Weeks before North American retailers even announced their Black Friday deals, Singles Day was creeping into Canada and laying the groundwork to one day rival Black Friday and lengthen the holiday shopping season.
Singles’ Day — a holiday started in China centred around Nov. 11 that was started in the nineties by Nanjing University students rebelling against Valentine’s Day, but has since been co-opted by commercialism and is sometimes expanded to last a whole month — garnered enough crowds and clicks across the globe this year to be declared the biggest shopping day of the year internationally.
It netted Chinese e-commerce behemoth Alibaba more than US$30.8 billion this year alone.
Among the companies that got in on the Singles Day action in Canada were Aldo, which offered 11 per cent off all in-store and online purchases and advertised the deal as “no strings attached” and Ontario-based food delivery service and e-commerce platform Chanmao Inc., which waived delivery fees.
Canadian retailers have been slow to dabble in the holiday, but will likely awaken to its potential soon and use it to lengthen the holiday sales period that generally begins with Black Friday, experts said.
Steve Tissenbaum, a Ryerson University professor with expertise in the retail sector, said he has noticed retailers trying to push consumers to shop earlier in the year and he believes brands could use Singles’ Day to achieve that.
“I don’t see why people wouldn’t embrace it,” he said, though he pointed out it was the same day as Remembrance Day. “It’s not a big deal here at the moment, but I believe it could become a big deal.”
Ivy Chen, Chanmao’s business development director, said she has noticed Singles’ Day is growing in Canada and capturing a lucrative audience: millennials and teenagers.
She is predicting Singles’ Day’s popularity will increase just like Black Friday.
“A few years ago Canada wasn’t really into the whole Black Friday thing, but then people started coming into Black Friday,” she said.
“We did a couple of years of Black Friday sales, but this year we decided to stop Black Friday and do a Singles’ Day promotion.
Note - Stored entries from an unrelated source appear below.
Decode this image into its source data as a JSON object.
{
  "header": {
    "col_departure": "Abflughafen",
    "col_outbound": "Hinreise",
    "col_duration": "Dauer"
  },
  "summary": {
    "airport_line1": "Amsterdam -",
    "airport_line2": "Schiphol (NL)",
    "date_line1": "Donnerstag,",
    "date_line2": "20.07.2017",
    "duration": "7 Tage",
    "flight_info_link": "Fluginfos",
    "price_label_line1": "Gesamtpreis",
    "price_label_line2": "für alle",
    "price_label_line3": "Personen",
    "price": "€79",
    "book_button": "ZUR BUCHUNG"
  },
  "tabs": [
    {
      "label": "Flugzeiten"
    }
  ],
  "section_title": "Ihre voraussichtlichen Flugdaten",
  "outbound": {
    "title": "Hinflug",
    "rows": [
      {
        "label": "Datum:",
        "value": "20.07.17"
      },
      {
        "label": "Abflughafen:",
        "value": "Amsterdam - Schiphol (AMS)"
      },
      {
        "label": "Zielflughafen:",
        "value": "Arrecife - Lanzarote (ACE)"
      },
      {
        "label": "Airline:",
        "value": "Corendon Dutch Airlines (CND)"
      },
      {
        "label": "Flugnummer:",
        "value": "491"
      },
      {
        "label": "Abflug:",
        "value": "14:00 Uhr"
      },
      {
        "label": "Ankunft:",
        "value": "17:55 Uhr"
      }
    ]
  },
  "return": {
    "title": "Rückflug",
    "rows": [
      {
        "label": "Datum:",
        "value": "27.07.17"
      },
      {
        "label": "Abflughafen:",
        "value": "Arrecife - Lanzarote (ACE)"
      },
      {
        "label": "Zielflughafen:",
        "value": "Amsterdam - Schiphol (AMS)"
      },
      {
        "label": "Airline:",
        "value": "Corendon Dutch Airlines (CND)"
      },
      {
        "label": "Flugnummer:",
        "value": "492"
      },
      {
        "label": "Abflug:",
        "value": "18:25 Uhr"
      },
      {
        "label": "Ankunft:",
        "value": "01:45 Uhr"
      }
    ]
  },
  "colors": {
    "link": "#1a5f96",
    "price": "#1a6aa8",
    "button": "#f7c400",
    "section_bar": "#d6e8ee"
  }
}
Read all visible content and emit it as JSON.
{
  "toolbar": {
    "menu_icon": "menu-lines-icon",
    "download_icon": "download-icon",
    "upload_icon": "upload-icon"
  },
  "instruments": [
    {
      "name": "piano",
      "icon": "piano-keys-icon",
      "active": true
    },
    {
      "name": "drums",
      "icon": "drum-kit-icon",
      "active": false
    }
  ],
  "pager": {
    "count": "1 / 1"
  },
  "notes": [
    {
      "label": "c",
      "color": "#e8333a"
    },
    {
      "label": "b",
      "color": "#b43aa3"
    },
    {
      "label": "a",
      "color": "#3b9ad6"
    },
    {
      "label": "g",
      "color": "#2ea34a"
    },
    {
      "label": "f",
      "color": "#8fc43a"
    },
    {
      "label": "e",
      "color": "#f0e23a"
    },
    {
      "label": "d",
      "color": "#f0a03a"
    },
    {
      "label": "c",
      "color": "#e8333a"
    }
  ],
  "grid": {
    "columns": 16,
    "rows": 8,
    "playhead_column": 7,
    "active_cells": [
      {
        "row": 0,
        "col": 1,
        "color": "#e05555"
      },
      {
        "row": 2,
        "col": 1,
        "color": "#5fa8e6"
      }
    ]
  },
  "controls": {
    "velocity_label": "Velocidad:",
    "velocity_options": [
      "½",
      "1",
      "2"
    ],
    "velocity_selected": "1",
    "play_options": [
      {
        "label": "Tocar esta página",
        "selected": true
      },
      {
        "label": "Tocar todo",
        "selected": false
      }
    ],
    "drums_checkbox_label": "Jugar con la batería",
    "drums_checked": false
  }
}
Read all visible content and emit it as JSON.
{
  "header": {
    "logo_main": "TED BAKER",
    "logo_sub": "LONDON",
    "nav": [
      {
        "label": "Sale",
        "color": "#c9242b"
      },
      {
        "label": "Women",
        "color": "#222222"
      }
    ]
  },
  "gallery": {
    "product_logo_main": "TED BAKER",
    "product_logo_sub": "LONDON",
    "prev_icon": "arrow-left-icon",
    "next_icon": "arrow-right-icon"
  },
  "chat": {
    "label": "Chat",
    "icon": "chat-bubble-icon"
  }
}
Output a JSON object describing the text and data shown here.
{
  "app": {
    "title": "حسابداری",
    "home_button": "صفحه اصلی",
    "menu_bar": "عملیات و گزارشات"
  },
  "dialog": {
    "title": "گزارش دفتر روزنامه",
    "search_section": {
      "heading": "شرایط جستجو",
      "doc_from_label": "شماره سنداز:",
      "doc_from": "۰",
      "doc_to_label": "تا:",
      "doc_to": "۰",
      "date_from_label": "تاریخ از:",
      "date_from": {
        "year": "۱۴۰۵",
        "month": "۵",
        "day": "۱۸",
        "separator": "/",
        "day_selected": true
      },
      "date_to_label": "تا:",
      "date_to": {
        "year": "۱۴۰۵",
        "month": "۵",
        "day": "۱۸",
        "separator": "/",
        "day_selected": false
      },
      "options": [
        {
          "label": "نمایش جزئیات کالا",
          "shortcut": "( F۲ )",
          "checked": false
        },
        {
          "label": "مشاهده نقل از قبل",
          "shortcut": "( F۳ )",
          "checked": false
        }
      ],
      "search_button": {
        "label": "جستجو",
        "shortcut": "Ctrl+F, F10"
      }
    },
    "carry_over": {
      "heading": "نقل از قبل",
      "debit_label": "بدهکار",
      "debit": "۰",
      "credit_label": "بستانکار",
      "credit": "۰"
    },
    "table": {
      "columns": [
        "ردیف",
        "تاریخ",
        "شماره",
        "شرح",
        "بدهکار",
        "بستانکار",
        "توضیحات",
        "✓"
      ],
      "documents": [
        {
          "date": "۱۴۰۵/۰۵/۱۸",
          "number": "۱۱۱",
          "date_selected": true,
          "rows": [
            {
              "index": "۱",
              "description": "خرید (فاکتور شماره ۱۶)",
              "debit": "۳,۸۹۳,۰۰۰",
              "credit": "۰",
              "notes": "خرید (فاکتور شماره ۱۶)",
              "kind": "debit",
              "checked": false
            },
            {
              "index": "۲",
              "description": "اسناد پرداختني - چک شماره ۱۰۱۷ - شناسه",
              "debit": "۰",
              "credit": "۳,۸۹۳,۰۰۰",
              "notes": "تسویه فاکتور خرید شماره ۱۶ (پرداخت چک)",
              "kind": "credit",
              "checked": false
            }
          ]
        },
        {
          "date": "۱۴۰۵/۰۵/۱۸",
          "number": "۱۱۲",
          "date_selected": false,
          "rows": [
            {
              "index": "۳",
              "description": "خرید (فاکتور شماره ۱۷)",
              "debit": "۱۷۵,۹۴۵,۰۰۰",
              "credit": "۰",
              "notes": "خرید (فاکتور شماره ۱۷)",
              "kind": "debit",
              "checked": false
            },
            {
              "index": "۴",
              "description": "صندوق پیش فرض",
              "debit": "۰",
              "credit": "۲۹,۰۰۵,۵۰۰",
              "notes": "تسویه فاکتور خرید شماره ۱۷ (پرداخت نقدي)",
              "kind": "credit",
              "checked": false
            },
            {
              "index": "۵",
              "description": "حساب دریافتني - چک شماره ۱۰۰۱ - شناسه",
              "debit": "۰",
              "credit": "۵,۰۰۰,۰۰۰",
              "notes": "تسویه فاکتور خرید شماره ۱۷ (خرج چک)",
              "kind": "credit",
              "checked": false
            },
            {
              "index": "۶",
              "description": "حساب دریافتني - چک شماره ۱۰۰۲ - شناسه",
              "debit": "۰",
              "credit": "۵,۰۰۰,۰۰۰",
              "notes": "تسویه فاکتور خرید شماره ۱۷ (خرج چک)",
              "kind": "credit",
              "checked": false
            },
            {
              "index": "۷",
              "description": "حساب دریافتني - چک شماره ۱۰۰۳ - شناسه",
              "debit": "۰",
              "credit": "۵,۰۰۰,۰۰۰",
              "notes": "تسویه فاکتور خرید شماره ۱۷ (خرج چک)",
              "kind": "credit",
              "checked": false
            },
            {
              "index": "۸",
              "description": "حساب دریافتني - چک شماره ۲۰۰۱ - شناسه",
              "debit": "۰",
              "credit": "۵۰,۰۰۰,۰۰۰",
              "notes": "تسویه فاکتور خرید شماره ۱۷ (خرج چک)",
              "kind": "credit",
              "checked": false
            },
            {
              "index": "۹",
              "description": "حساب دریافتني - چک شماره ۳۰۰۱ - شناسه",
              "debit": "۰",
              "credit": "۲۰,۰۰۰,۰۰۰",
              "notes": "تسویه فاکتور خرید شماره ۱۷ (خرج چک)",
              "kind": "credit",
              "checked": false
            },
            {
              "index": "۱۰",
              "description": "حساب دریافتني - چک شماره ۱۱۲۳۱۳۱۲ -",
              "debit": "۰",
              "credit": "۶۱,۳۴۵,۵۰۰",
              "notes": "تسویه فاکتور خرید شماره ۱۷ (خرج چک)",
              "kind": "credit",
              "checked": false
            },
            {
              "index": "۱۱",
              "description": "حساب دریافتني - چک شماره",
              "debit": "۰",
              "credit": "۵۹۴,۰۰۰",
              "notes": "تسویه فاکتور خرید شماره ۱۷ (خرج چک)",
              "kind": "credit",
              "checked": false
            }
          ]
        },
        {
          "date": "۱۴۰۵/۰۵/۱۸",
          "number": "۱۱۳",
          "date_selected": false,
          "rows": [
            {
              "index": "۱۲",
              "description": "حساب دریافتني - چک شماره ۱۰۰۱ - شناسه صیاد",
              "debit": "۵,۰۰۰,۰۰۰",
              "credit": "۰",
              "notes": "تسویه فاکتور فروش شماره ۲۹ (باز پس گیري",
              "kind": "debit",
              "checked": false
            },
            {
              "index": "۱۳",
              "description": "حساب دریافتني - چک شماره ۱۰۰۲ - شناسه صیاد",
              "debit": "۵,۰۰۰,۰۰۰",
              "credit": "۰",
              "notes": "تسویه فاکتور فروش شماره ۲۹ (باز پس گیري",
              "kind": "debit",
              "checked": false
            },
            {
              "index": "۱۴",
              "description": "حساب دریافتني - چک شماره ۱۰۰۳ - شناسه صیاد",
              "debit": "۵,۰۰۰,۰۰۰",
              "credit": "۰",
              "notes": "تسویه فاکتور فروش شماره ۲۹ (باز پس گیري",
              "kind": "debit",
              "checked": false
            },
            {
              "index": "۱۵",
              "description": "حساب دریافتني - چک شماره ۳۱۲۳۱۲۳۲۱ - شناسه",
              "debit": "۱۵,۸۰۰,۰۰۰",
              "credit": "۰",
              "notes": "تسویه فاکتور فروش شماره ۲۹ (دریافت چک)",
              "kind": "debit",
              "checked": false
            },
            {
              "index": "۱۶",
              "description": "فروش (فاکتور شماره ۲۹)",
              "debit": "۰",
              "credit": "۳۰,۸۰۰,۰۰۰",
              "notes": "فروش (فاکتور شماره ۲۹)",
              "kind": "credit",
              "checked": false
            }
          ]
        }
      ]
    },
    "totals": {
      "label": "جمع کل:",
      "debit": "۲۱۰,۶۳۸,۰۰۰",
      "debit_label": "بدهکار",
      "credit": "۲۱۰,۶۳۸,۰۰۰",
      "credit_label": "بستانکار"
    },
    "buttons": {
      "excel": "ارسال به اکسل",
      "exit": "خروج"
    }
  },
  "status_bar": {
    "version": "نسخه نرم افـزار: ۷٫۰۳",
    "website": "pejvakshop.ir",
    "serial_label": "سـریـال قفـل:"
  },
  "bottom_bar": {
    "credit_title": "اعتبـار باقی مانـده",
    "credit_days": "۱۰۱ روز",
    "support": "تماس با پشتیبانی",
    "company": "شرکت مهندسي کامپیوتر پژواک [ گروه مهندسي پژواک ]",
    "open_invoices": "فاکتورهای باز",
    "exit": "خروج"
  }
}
We noticed there was a big difference.”
Singles’ Day promotions, she said, have proven to be a bigger hit with Chanmao’s user base and a win for the company because consumers start holiday shopping earlier in the year.
Despite the growth of Singles’ Day, Tamara Szames, a fashion industry analyst with research company NPD Group, doesn’t think it will necessarily rival Black Friday, but believes it could impact the holiday shopping cycle.
“What we have seen in the last few years is that Black Friday (comparable store) sales are still growing, but slowing down,” she said. “If retailers don’t get the lift that they wanted from Black Friday, they could add more holidays like Singles’ Day into the mix.”
She said the holiday can be powerful for Canadian companies looking to land Asian consumers or make it in China, but warned that while it has been advantageous for Alibaba, Singles’ Day hasn’t been immune to ups and downs similar to those Black Friday has faced.
Singles’ Day stumbled upon its lowest-ever annual growth rate this year, she pointed out.
Szames said she doesn’t think it will be easy for Singles’ Day to permeate the sector.
“It will take some time before we start to interact with the idea.”